Quelle est ta relation avec ton espace ?

Mosaïques : DossiersScience

vendredi 11 décembre 2015

Les formations sur le handicap se ressemblent plus ou moins à la longue : qu’est-ce que le handicap, quelles sont les familles, quelles sont les conséquences dans la vie professionnelle, familiale, etc, etc. Il est une chose qui n’est jamais abordée ou pas assez à mon goût : la relation entre la personne et l’espace. Cette relation me paraît fondamentale car elle constitue la base de la vie quotidienne et ses répercussions sont alors profondes.

Au premier commencement était…

Le mouvement ! Dans les pages 159-160 du livre Le charme discret de l’intestin, Giulia Enders lance l’idée que :

« La seule et unique raison d’être un cerveau, c’est le mouvement. […] Il n’y a pas d’autre justification à nos muscles, pas d’autre justification aux nerfs de ces muscles – et sans doute pas d’autre justification à notre cerveau. Tout ce qui a un jour pu changer le cours de l’humanité n’a été possible que parce que nous sommes doués de mouvement. »
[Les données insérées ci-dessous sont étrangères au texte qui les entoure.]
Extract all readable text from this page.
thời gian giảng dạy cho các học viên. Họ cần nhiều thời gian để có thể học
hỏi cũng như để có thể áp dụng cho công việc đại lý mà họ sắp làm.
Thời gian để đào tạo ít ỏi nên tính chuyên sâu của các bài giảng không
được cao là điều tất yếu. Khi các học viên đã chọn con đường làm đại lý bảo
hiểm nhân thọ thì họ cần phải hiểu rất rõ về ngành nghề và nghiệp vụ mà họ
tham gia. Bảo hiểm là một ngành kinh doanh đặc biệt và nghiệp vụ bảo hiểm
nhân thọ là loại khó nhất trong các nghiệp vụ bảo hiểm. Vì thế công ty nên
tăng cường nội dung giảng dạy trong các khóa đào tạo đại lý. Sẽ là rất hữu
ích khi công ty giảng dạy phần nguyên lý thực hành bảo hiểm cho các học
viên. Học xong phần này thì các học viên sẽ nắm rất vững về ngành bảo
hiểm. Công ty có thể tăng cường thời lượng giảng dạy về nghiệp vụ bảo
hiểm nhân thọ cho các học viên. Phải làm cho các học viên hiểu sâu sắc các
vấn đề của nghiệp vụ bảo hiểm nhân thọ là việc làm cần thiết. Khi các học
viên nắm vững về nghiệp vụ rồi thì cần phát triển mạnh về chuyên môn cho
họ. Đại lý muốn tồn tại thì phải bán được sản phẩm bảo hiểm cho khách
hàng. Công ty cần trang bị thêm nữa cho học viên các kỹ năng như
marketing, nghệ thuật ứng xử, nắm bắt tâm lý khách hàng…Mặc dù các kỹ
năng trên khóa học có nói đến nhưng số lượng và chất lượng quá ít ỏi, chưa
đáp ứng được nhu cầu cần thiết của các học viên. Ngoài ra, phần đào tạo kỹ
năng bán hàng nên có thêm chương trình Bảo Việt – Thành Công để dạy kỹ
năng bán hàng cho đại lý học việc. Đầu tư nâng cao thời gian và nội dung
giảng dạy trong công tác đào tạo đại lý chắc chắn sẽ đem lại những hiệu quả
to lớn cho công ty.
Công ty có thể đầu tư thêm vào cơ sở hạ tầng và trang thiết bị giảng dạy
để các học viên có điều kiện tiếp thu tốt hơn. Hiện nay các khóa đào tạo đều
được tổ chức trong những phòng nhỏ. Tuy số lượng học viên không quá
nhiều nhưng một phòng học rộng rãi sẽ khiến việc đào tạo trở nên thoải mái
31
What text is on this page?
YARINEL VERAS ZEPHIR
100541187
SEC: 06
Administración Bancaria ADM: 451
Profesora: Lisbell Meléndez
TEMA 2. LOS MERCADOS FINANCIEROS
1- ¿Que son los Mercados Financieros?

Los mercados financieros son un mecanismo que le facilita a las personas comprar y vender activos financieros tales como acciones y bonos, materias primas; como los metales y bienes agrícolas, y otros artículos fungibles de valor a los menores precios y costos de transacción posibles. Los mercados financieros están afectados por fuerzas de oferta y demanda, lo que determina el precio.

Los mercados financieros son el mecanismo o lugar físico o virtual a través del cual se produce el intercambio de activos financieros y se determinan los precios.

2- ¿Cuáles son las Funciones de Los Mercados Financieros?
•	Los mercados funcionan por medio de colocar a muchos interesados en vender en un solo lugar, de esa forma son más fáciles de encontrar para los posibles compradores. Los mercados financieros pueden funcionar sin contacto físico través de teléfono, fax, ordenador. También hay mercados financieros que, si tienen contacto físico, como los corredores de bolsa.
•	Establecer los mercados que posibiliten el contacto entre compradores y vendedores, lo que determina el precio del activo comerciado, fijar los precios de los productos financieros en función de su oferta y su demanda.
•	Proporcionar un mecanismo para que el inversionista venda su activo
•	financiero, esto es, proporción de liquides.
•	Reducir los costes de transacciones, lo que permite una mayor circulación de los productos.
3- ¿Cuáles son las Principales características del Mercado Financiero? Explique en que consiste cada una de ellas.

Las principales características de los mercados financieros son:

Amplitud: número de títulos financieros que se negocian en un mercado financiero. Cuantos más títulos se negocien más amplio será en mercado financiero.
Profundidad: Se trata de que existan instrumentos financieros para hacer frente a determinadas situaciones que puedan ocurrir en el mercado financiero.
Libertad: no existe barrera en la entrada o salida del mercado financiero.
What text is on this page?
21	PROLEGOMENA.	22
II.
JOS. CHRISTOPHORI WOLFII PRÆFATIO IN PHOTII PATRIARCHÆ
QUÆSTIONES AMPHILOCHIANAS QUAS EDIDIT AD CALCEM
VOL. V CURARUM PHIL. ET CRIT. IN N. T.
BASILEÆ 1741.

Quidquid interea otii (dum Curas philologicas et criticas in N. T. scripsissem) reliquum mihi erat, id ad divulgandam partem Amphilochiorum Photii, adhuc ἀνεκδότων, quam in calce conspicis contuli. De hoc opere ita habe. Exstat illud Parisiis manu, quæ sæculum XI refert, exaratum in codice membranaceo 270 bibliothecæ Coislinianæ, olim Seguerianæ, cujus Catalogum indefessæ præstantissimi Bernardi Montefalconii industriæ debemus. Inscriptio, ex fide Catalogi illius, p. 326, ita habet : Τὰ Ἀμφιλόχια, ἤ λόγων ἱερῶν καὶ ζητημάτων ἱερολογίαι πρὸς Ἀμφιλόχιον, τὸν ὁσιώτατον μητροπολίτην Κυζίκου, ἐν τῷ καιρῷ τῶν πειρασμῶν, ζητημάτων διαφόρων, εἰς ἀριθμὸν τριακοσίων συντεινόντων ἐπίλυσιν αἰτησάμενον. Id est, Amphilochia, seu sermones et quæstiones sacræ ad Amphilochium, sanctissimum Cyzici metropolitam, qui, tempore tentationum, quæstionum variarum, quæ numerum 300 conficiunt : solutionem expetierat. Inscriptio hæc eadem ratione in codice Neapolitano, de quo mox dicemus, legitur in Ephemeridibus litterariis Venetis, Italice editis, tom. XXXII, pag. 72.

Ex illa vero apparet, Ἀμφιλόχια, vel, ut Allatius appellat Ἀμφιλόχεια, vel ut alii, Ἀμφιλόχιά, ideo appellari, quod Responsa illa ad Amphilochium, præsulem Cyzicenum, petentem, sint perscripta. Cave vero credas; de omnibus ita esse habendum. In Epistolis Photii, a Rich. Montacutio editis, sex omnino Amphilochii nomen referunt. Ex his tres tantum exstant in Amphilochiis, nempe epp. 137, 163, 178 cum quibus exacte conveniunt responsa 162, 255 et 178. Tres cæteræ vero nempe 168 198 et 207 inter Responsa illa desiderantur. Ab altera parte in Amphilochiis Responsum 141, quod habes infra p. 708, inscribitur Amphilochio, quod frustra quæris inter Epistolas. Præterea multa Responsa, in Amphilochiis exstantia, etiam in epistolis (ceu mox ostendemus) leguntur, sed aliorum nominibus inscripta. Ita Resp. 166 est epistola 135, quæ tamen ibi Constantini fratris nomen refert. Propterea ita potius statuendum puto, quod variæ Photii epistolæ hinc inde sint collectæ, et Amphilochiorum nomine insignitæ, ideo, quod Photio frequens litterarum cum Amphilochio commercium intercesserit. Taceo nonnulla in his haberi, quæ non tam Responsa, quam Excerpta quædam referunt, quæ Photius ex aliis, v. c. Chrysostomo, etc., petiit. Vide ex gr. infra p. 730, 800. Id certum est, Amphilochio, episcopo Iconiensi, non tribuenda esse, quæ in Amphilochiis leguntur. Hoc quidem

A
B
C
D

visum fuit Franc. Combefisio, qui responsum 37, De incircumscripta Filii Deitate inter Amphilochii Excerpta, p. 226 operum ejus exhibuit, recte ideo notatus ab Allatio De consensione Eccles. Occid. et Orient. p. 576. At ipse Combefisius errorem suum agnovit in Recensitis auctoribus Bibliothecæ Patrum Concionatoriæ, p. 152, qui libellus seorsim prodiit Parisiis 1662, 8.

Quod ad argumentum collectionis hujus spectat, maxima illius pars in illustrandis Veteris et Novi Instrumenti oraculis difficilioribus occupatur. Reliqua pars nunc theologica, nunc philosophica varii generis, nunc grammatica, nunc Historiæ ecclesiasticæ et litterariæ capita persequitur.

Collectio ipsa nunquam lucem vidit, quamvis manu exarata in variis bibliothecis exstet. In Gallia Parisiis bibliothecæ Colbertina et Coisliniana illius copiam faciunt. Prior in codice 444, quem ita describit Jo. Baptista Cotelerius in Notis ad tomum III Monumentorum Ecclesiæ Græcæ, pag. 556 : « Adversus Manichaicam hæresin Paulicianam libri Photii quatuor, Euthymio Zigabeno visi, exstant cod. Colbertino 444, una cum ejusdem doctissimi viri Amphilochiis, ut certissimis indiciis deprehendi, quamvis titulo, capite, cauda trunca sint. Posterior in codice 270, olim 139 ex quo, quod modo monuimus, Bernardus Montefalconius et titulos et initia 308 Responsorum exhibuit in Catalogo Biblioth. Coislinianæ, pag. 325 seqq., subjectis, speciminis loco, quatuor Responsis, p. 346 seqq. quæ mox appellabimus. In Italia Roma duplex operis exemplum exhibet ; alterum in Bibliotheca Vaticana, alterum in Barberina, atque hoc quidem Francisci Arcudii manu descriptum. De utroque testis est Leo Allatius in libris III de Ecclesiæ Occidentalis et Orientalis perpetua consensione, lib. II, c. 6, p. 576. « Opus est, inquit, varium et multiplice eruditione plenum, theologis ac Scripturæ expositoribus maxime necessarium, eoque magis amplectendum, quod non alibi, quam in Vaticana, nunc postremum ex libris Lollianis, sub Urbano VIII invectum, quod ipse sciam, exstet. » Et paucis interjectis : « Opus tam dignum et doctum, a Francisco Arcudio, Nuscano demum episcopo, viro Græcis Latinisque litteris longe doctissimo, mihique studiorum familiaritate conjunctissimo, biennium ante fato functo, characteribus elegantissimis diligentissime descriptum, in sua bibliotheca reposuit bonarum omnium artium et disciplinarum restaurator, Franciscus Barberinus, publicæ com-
Seulement, avant de se mettre en branle, il faut déjà savoir d’où nous partons et vers quel endroit. Il est donc crucial de connaître l’espace dans lequel nous nous trouvons. Sauf que notre cerveau est enfermé dans sa boîte crânienne, telle une prison hermétique. Il ne dispose que de quelques fenêtres lui donnant un aperçu de l’extérieur. A partir des bribes d’informations, il va construire sa réalité, c’est-à-dire le monde qu’il conçoit. Cette construction se joue donc sur deux niveaux : celui de la perception et celui de la synthèse d’informations. Concentrons-nous sur la perception de l’extérieur (lire La réalité changeante du cerveau).

Les fenêtres sensorielles

Il est communément admis que l’être humain capte les stimulations extérieures via cinq sens : la vision (l’œil), l’odorat (le nez), le son (l’oreille), le goût (la bouche) et le toucher (la peau).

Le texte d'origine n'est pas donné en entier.